Royal Navy flagship HMS Albion (L14) returned from her three-month experimental autumn deployment to the Mediterranean. The assault ship sailed back home to Devonport having led Littoral Response Group (Experimentation) (LRG(X)) on a series of exercises which will help shape the Royal Navy and Royal Marines of tomorrow. They tested new equipment, such as drones, which could be used for resupplying equipment to commandos on the ground, miniature aerial helicopters for surveillance and underwater autonomous sonars to help map beaches for landings. Working together with HMS Dragon and RFA Lyme Bay, the task group has focused on developing the tactics and technology which will drive the Future Navy and Royal Marine’s Future Commando Force.
In all 40 experimental concepts have been tested in nine major exercises, largely focused around Cyprus in October and November. The assault ship, helicopters and Royal Marines trained alongside forces from Cyprus, France, Georgia, Greece, Italy, Netherlands, Romania, Spain, Turkey and Ukraine. In addition to experimentation, the task group worked with NATO allies and regional partners to promote stability and security in the Mediterranean. Albion and Lyme Bay, which is home in Portland next week, also took part in NATO’s Operation Sea Guardian, where they investigated over 200 cargo vessels, tankers and container ships, operating on a vital commercial transit route between Asia, Africa and Europe. Although the LRG(X) deployment has finished, the beginnings of what they have achieved has just started.
HMS Albion is an amphibious transport dock of the Royal Navy, the first of the two-ship Albion class. Built by BAE Systems Marine in Barrow-in-Furness, Albion was launched in March 2001 by the Princess Royal. Her sister ship, Bulwark, was launched in November 2001, also from Barrow. Affiliated to the city of Chester and based in Plymouth, she is the ninth ship to carry the name Albion (after Albion, an ancient name of Great Britain), stretching back to the 74-gun 1763 warship, and last carried by an aircraft carrier decommissioned in 1973 after 19 years service. Designed as an amphibious warfare ship, Albion carries troops, normally Royal Marines, and vehicles up to the size of the Challenger 2 main battle tank. She can deploy these forces using four Landing Craft Utility (LCUs) and four Landing Craft Vehicle and Personnel (LCVPs).

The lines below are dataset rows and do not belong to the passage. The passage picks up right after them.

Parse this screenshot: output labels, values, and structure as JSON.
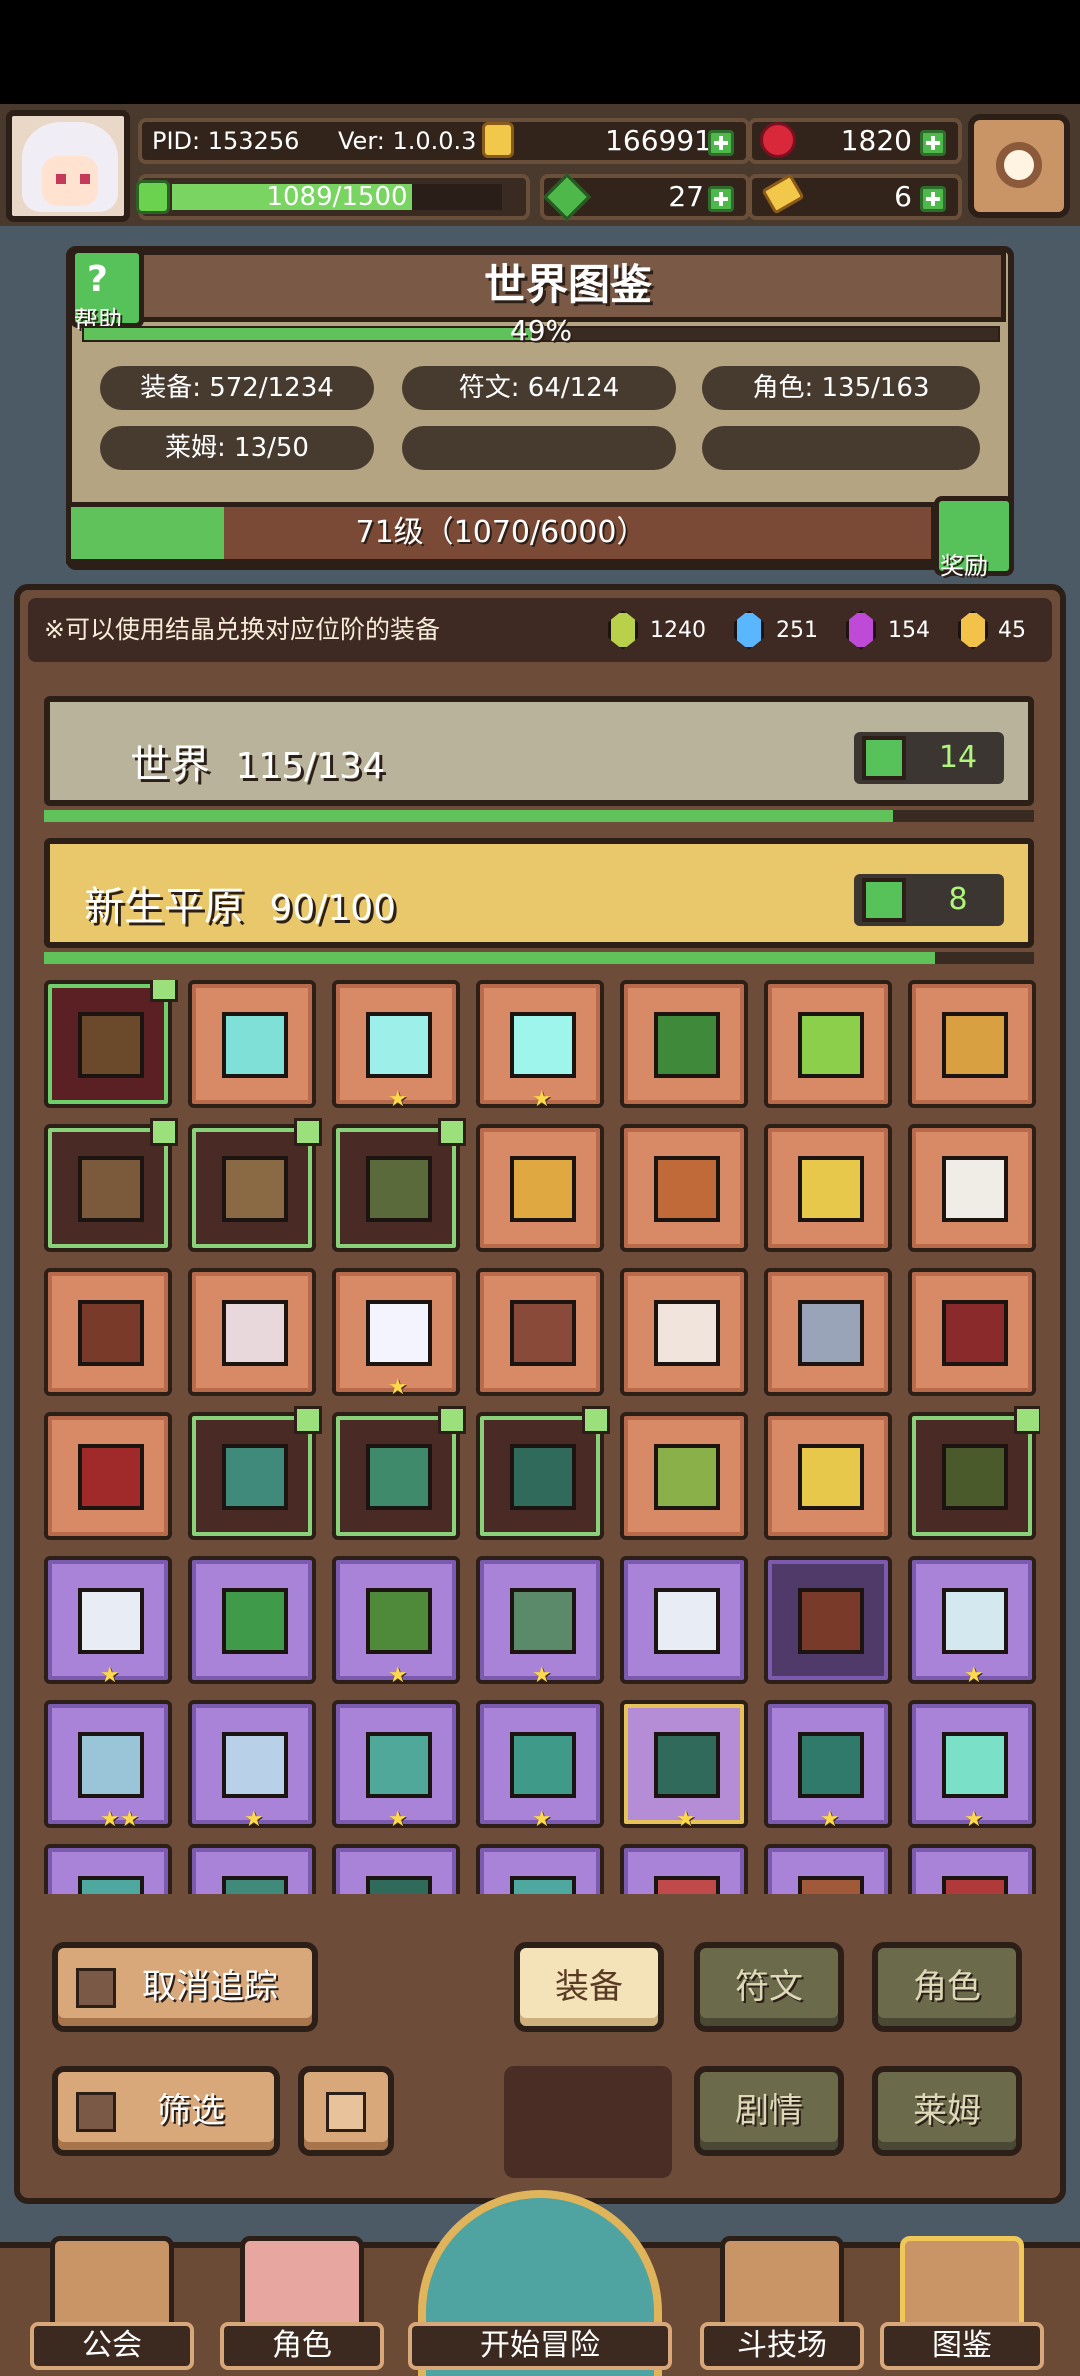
{
  "top": {
    "pid": "PID: 153256",
    "version": "Ver: 1.0.0.3",
    "gold": "166991",
    "ruby": "1820",
    "xp": "1089/1500",
    "xp_fraction": 0.726,
    "green_token": "27",
    "key": "6"
  },
  "album": {
    "title": "世界图鉴",
    "help": "帮助",
    "percent": "49%",
    "percent_value": 0.49,
    "stats": {
      "equip": "装备: 572/1234",
      "rune": "符文: 64/124",
      "role": "角色: 135/163",
      "slime": "莱姆: 13/50"
    },
    "level": "71级（1070/6000）",
    "level_fraction": 0.178,
    "reward": "奖励"
  },
  "crystals": {
    "note": "※可以使用结晶兑换对应位阶的装备",
    "items": [
      {
        "color": "#b9d04a",
        "count": "1240"
      },
      {
        "color": "#5ab6ff",
        "count": "251"
      },
      {
        "color": "#c04ad8",
        "count": "154"
      },
      {
        "color": "#f2c24a",
        "count": "45"
      }
    ]
  },
  "regions": [
    {
      "name": "世界",
      "progress": "115/134",
      "likes": "14",
      "fraction": 0.858
    },
    {
      "name": "新生平原",
      "progress": "90/100",
      "likes": "8",
      "fraction": 0.9
    }
  ],
  "grid": {
    "rows": [
      [
        {
          "s": "darkred",
          "c": "#6a4a2a",
          "f": 1
        },
        {
          "s": "orange",
          "c": "#7fe0d8"
        },
        {
          "s": "orange",
          "c": "#9df0ea",
          "st": "★"
        },
        {
          "s": "orange",
          "c": "#9ef5ec",
          "st": "★"
        },
        {
          "s": "orange",
          "c": "#3f8a3a"
        },
        {
          "s": "orange",
          "c": "#8ccf4a"
        },
        {
          "s": "orange",
          "c": "#d8a040"
        }
      ],
      [
        {
          "s": "dark",
          "c": "#7a5a3a",
          "f": 1
        },
        {
          "s": "dark",
          "c": "#8a6a44",
          "f": 1
        },
        {
          "s": "dark",
          "c": "#5a6a3a",
          "f": 1
        },
        {
          "s": "orange",
          "c": "#e0a840"
        },
        {
          "s": "orange",
          "c": "#c06a3a"
        },
        {
          "s": "orange",
          "c": "#e8c84a"
        },
        {
          "s": "orange",
          "c": "#f0ece6"
        }
      ],
      [
        {
          "s": "orange",
          "c": "#7a3a2a"
        },
        {
          "s": "orange",
          "c": "#e8d8dc"
        },
        {
          "s": "orange",
          "c": "#f4f4ff",
          "st": "★"
        },
        {
          "s": "orange",
          "c": "#8a4a3a"
        },
        {
          "s": "orange",
          "c": "#f0e4dc"
        },
        {
          "s": "orange",
          "c": "#9aa4b8"
        },
        {
          "s": "orange",
          "c": "#8a2a2a"
        }
      ],
      [
        {
          "s": "orange",
          "c": "#a02a2a"
        },
        {
          "s": "dark",
          "c": "#3f8a7a",
          "f": 1
        },
        {
          "s": "dark",
          "c": "#3f8a6a",
          "f": 1
        },
        {
          "s": "dark",
          "c": "#2f6a5a",
          "f": 1
        },
        {
          "s": "orange",
          "c": "#8ab04a"
        },
        {
          "s": "orange",
          "c": "#e8c84a"
        },
        {
          "s": "dark",
          "c": "#4a5a2a",
          "f": 1
        }
      ],
      [
        {
          "s": "purple",
          "c": "#e8ecf4",
          "st": "★"
        },
        {
          "s": "purple",
          "c": "#3f9a4a"
        },
        {
          "s": "purple",
          "c": "#4f8a3a",
          "st": "★"
        },
        {
          "s": "purple",
          "c": "#5a8a6a",
          "st": "★"
        },
        {
          "s": "purple",
          "c": "#e8ecf4"
        },
        {
          "s": "purple-dark",
          "c": "#7a3a2a"
        },
        {
          "s": "purple",
          "c": "#d4e8f0",
          "st": "★"
        }
      ],
      [
        {
          "s": "purple",
          "c": "#9ac4d8",
          "st": "★★"
        },
        {
          "s": "purple",
          "c": "#b8d0e8",
          "st": "★"
        },
        {
          "s": "purple",
          "c": "#4fa89a",
          "st": "★"
        },
        {
          "s": "purple",
          "c": "#3f9a8a",
          "st": "★"
        },
        {
          "s": "purple-gold",
          "c": "#2f6a5a",
          "st": "★"
        },
        {
          "s": "purple",
          "c": "#2f7a6a",
          "st": "★"
        },
        {
          "s": "purple",
          "c": "#7ae0c8",
          "st": "★"
        }
      ],
      [
        {
          "s": "purple",
          "c": "#4fa8a0"
        },
        {
          "s": "purple",
          "c": "#3f8a7a"
        },
        {
          "s": "purple",
          "c": "#2f6a5a"
        },
        {
          "s": "purple",
          "c": "#4fa8a0"
        },
        {
          "s": "purple",
          "c": "#c04a4a"
        },
        {
          "s": "purple",
          "c": "#a05a3a"
        },
        {
          "s": "purple",
          "c": "#b03a3a"
        }
      ]
    ]
  },
  "controls": {
    "untrack": "取消追踪",
    "filter": "筛选",
    "equip": "装备",
    "rune": "符文",
    "role": "角色",
    "story": "剧情",
    "slime": "莱姆"
  },
  "nav": {
    "guild": "公会",
    "role": "角色",
    "adventure": "开始冒险",
    "arena": "斗技场",
    "album": "图鉴"
  }
}
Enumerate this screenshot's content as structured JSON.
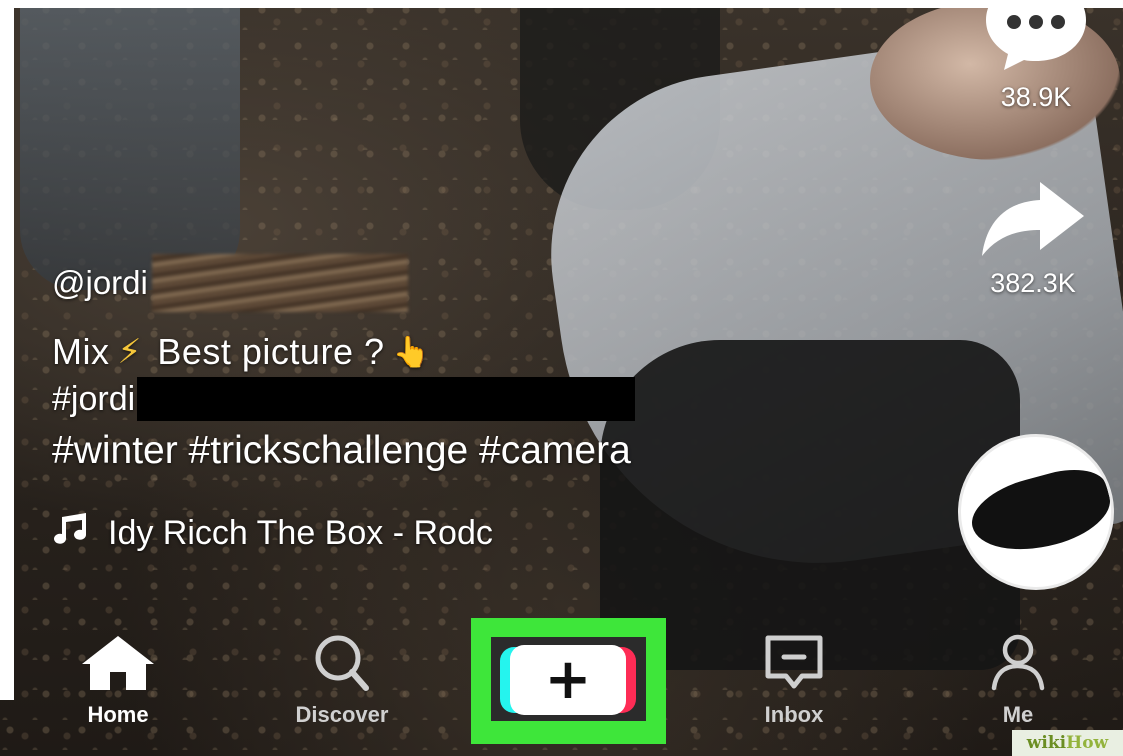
{
  "actions": {
    "comment_count": "38.9K",
    "share_count": "382.3K"
  },
  "caption": {
    "username": "@jordi",
    "description_prefix": "Mix",
    "description_emoji": "⚡",
    "description_text": "Best picture ?",
    "pointing_emoji": "👆",
    "hashtag_line1": "#jordi",
    "hashtag_line2": "#winter #trickschallenge #camera",
    "music": "Idy Ricch   The Box - Rodc"
  },
  "nav": {
    "home": "Home",
    "discover": "Discover",
    "create_symbol": "+",
    "inbox": "Inbox",
    "me": "Me"
  },
  "watermark": {
    "part1": "wiki",
    "part2": "How"
  },
  "colors": {
    "highlight": "#3ee63a",
    "cyan": "#25f4ee",
    "red": "#fe2c55"
  },
  "icons": [
    "comment-icon",
    "share-icon",
    "music-note-icon",
    "home-icon",
    "search-icon",
    "inbox-icon",
    "profile-icon",
    "plus-icon"
  ]
}
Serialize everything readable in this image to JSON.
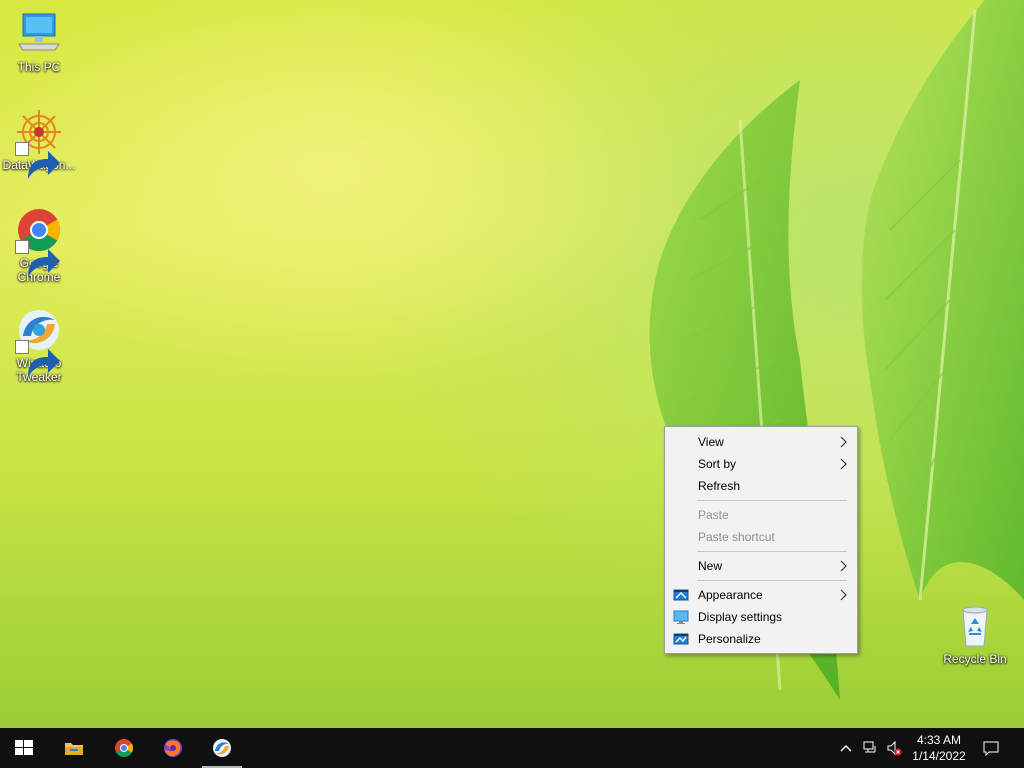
{
  "desktop": {
    "icons": [
      {
        "label": "This PC"
      },
      {
        "label": "DataWagon..."
      },
      {
        "label": "Google Chrome"
      },
      {
        "label": "Winaero Tweaker"
      },
      {
        "label": "Recycle Bin"
      }
    ]
  },
  "context_menu": {
    "items": [
      {
        "label": "View",
        "submenu": true,
        "enabled": true
      },
      {
        "label": "Sort by",
        "submenu": true,
        "enabled": true
      },
      {
        "label": "Refresh",
        "submenu": false,
        "enabled": true
      },
      {
        "label": "Paste",
        "submenu": false,
        "enabled": false
      },
      {
        "label": "Paste shortcut",
        "submenu": false,
        "enabled": false
      },
      {
        "label": "New",
        "submenu": true,
        "enabled": true
      },
      {
        "label": "Appearance",
        "submenu": true,
        "enabled": true,
        "icon": "appearance-icon"
      },
      {
        "label": "Display settings",
        "submenu": false,
        "enabled": true,
        "icon": "display-icon"
      },
      {
        "label": "Personalize",
        "submenu": false,
        "enabled": true,
        "icon": "personalize-icon"
      }
    ]
  },
  "taskbar": {
    "pinned": [
      "start-icon",
      "file-explorer-icon",
      "chrome-icon",
      "firefox-icon",
      "winaero-tweaker-icon"
    ],
    "clock": {
      "time": "4:33 AM",
      "date": "1/14/2022"
    }
  },
  "colors": {
    "taskbar": "#101010",
    "menu_bg": "#f2f2f2",
    "menu_disabled": "#8e8e8e",
    "accent_blue": "#1f7fd6"
  }
}
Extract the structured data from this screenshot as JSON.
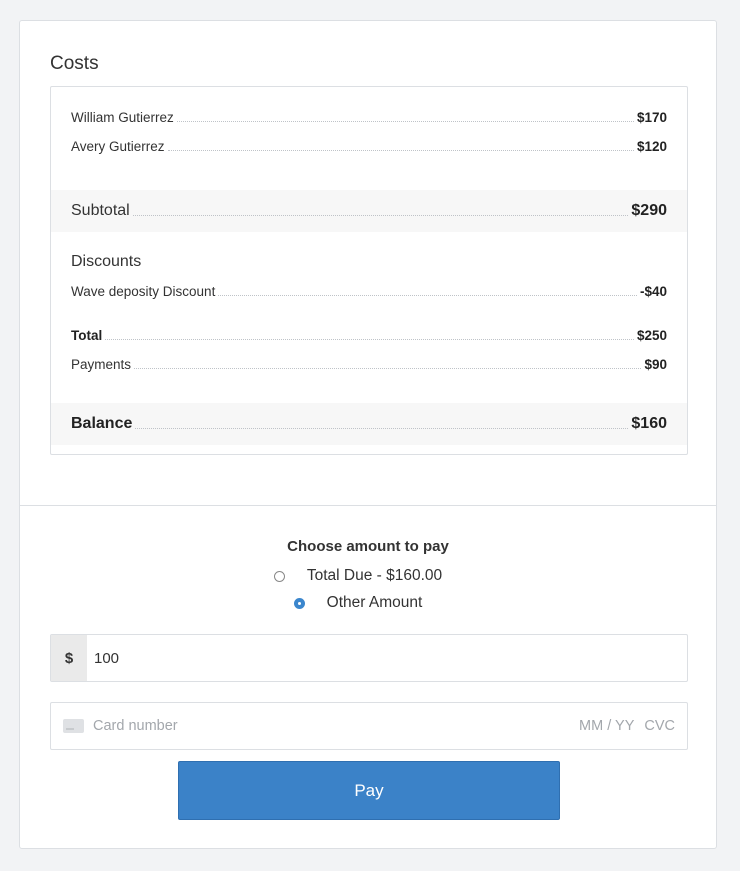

The Albion-class landing platform dock is a class of amphibious assault ship in service with the Royal Navy. The class consists of two vessels, HMS Albion and HMS Bulwark, ordered in 1996 to replace the ageing Fearless class. Both ships were built by BAE Systems Marine at the former Vickers Shipbuilding and Engineering yard in Barrow-in-Furness. In 2017, Albion had her Goalkeeper mounts removed and replaced by a pair of 20mm Phalanx mounts as part of her refit prior to returning to active service; Bulwark will have her Goalkeeper mounts removed upon her entry into Extended Readiness. For air and surface search, a Selex Sensors and Airborne Systems Radar Type 996 E/F band radar was fitted. From 2013 on, RT996 will be gradually replaced by the BAE Systems Maritime Services Artisan 3D E/F-band (designated RT997).